Julia Walter - Mother Earth

jewellery
Julia Walter

MOTHER EARTH

For a new work cycle I use earth as a sculpting material, literally from the ground of my mother's garden.
The earth is filtered and processed by hand into clay. I use this material to make wearable sculptures, which are fired in a clay oven. After firing, the sculptures range in color from light orange to dark brown, some are darkened afterwards with carbon black.

I propose that the connection between wearing, symbol, social status and magic properties of jewellery still work similar today as it did 40 millennia ago. I am inspired by iconography which all humans can read: animals, seashells, bones, plants, the human body. Are there universally intelligible symbols and archetypes, which within themselves, hold an inherent power? In their simplicity, my symbols, and the implication that they will be worn by someone, reveal an essence of humanness, at the same time leave space for new interpretations.

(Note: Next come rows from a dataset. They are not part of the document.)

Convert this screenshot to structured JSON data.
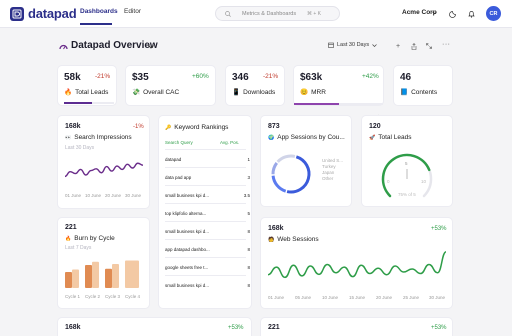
{
  "app": {
    "name": "datapad"
  },
  "nav": {
    "tabs": [
      {
        "label": "Dashboards"
      },
      {
        "label": "Editor"
      }
    ]
  },
  "search": {
    "placeholder": "Metrics & Dashboards",
    "shortcut": "⌘ + K"
  },
  "header": {
    "company": "Acme Corp",
    "avatar_initials": "CR"
  },
  "page": {
    "title": "Datapad Overview",
    "date_range": "Last 30 Days"
  },
  "kpis": [
    {
      "value": "58k",
      "delta": "-21%",
      "label": "Total Leads",
      "icon": "fire-icon",
      "progress": 0.55,
      "bar_color": "#5c2d91"
    },
    {
      "value": "$35",
      "delta": "+60%",
      "label": "Overall CAC",
      "icon": "money-icon"
    },
    {
      "value": "346",
      "delta": "-21%",
      "label": "Downloads",
      "icon": "phone-icon"
    },
    {
      "value": "$63k",
      "delta": "+42%",
      "label": "MRR",
      "icon": "smile-icon",
      "progress": 0.5,
      "bar_color": "#8e44ad"
    },
    {
      "value": "46",
      "delta": "",
      "label": "Contents",
      "icon": "book-icon"
    }
  ],
  "search_impressions": {
    "value": "168k",
    "delta": "-1%",
    "title": "Search Impressions",
    "period": "Last 30 Days",
    "x_labels": [
      "01 June",
      "10 June",
      "20 June",
      "30 June"
    ],
    "series": [
      0.45,
      0.62,
      0.55,
      0.7,
      0.5,
      0.66,
      0.72,
      0.58,
      0.8,
      0.64,
      0.82,
      0.7,
      0.88,
      0.75,
      0.92,
      0.85
    ],
    "color": "#6a2c8a"
  },
  "burn": {
    "value": "221",
    "title": "Burn by Cycle",
    "period": "Last 7 Days",
    "categories": [
      "Cycle 1",
      "Cycle 2",
      "Cycle 3",
      "Cycle 4"
    ],
    "values": [
      0.5,
      0.72,
      0.6,
      0.78
    ],
    "values2": [
      0.58,
      0.82,
      0.75,
      0.86
    ],
    "color": "#e08b52",
    "color2": "#f3c9a4"
  },
  "keyword_rankings": {
    "title": "Keyword Rankings",
    "headers": [
      "Search Query",
      "Avg. Pos."
    ],
    "rows": [
      {
        "q": "datapad",
        "v": "1"
      },
      {
        "q": "data pad app",
        "v": "3"
      },
      {
        "q": "small business kpi d...",
        "v": "3.5"
      },
      {
        "q": "top klipfolio alterna...",
        "v": "5"
      },
      {
        "q": "small business kpi d...",
        "v": "8"
      },
      {
        "q": "app datapad dashbo...",
        "v": "8"
      },
      {
        "q": "google sheets free t...",
        "v": "8"
      },
      {
        "q": "small business kpi d...",
        "v": "8"
      }
    ]
  },
  "app_sessions": {
    "value": "873",
    "title": "App Sessions by Cou...",
    "legend": [
      "United S...",
      "Turkey",
      "Japan",
      "Other"
    ],
    "segments": [
      0.5,
      0.2,
      0.12,
      0.18
    ],
    "colors": [
      "#3b5bdb",
      "#5b7bf0",
      "#9aa8e8",
      "#d0d4e8"
    ]
  },
  "total_leads_gauge": {
    "value": "120",
    "title": "Total Leads",
    "gauge_label": "75% of 5",
    "tick_mid": "5",
    "tick_left": "0",
    "tick_right": "10",
    "level": 0.75,
    "color": "#2e9d48"
  },
  "web_sessions": {
    "value": "168k",
    "delta": "+53%",
    "title": "Web Sessions",
    "x_labels": [
      "01 June",
      "05 June",
      "10 June",
      "15 June",
      "20 June",
      "25 June",
      "30 June"
    ],
    "series": [
      0.35,
      0.55,
      0.28,
      0.6,
      0.32,
      0.58,
      0.36,
      0.62,
      0.4,
      0.55,
      0.3,
      0.6,
      0.38,
      0.52,
      0.35,
      0.58,
      0.42,
      0.5,
      0.38,
      0.62,
      0.4,
      0.95
    ],
    "color": "#2e9d48"
  },
  "bottom_cards": [
    {
      "value": "168k",
      "delta": "+53%"
    },
    {
      "value": "221",
      "delta": "+53%"
    }
  ]
}
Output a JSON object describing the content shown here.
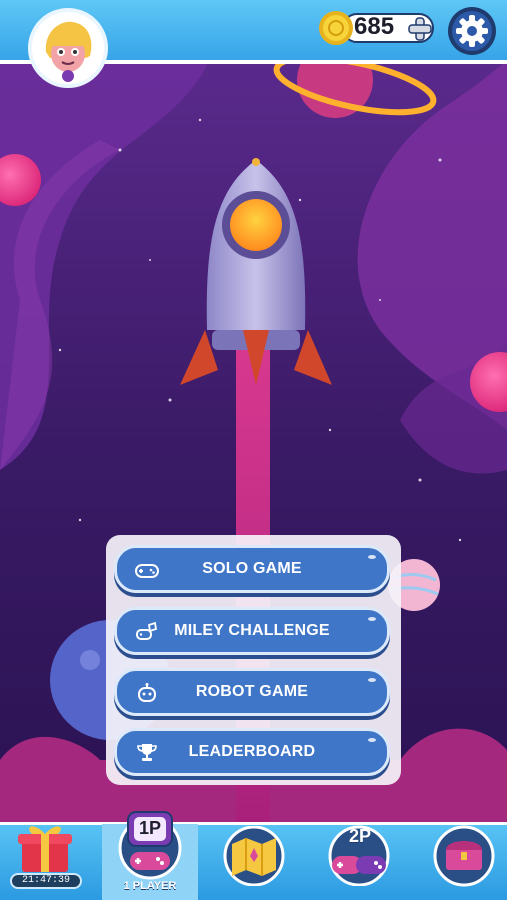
{
  "header": {
    "coin_count": "685",
    "avatar_icon": "girl-avatar-icon",
    "settings_icon": "gear-icon"
  },
  "menu": {
    "items": [
      {
        "label": "SOLO GAME",
        "icon": "gamepad-icon"
      },
      {
        "label": "MILEY CHALLENGE",
        "icon": "challenge-icon"
      },
      {
        "label": "ROBOT GAME",
        "icon": "robot-icon"
      },
      {
        "label": "LEADERBOARD",
        "icon": "trophy-icon"
      }
    ]
  },
  "bottom_nav": {
    "gift_timer": "21:47:39",
    "tabs": [
      {
        "name": "gift",
        "icon": "gift-icon"
      },
      {
        "name": "1p",
        "badge": "1P",
        "label": "1 PLAYER",
        "icon": "gamepad-icon"
      },
      {
        "name": "map",
        "icon": "map-icon"
      },
      {
        "name": "2p",
        "badge": "2P",
        "icon": "gamepad-icon"
      },
      {
        "name": "chest",
        "icon": "chest-icon"
      }
    ]
  },
  "colors": {
    "accent": "#3f76c7",
    "topbar": "#4bb6ef",
    "space": "#3b1a63"
  }
}
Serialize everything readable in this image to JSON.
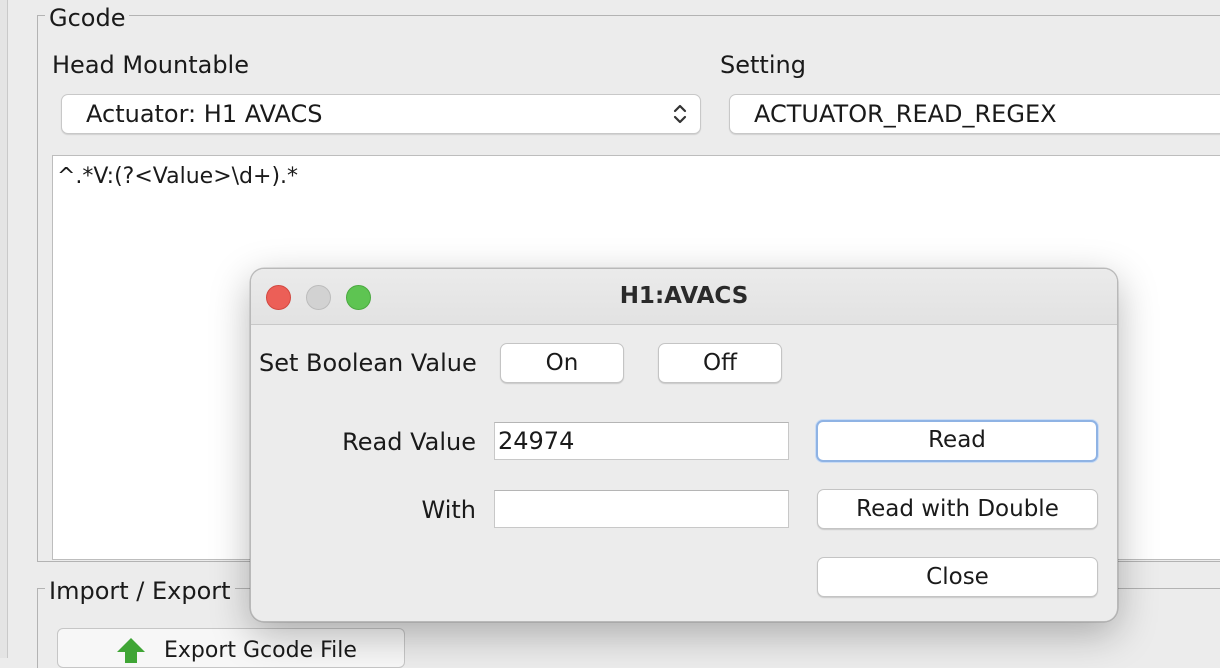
{
  "gcode_group": {
    "title": "Gcode",
    "head_mountable": {
      "label": "Head Mountable",
      "selected": "Actuator: H1 AVACS"
    },
    "setting": {
      "label": "Setting",
      "selected": "ACTUATOR_READ_REGEX"
    },
    "regex_text": "^.*V:(?<Value>\\d+).*"
  },
  "import_export_group": {
    "title": "Import / Export",
    "export_button_label": "Export Gcode File",
    "export_icon": "green-up-arrow-icon"
  },
  "dialog": {
    "title": "H1:AVACS",
    "set_boolean_label": "Set Boolean Value",
    "on_label": "On",
    "off_label": "Off",
    "read_value_label": "Read Value",
    "read_value": "24974",
    "read_button_label": "Read",
    "with_label": "With",
    "with_value": "",
    "read_with_double_label": "Read with Double",
    "close_label": "Close"
  },
  "colors": {
    "close_traffic": "#ec5f57",
    "minimize_traffic": "#d2d2d2",
    "maximize_traffic": "#5ec452",
    "focus_ring": "#8fb3e4",
    "export_arrow": "#3fa535"
  }
}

I present a first selection of pendants of this new Mother Earth cycle in this exhibition.

Material Info:
Earth:
Planting a tree in my mother's garden, I observed the dense, plastic quality of the soil. Pelosol Brown Earth is the type of earth generally found in the region of Stuttgart and the Filder Plateau, where my family lives in Baden-Württemberg in Germany. Pelosols cover clay- and marlstones of the Mesozoic era of the landscapes of southern Germany. It is a fertile ground and its color varies from grey to brown to red, depending on the source rock. The name is derived from the Greek (pelos = soft clay, mud) and the Latin (solum = soil) and expresses the high clay content of this soil.

Fossils:
While digging a garden pond, I found the fossils used in some of my work. My father’s family is located on the richest fossil sites of Baden-Württemberg, Trossingen. It is also the largest site in the world, where dinosaurs from the Triassic period have been found. The belemnites, in the vernacular are named thunderbolt or devils fingers - actually they are fragments of the tentacles of a pre-squid, which lived in a sea millions of years ago and can be found today in the marine sedimentation of the Swabian Jurassic of the Swabian Alps.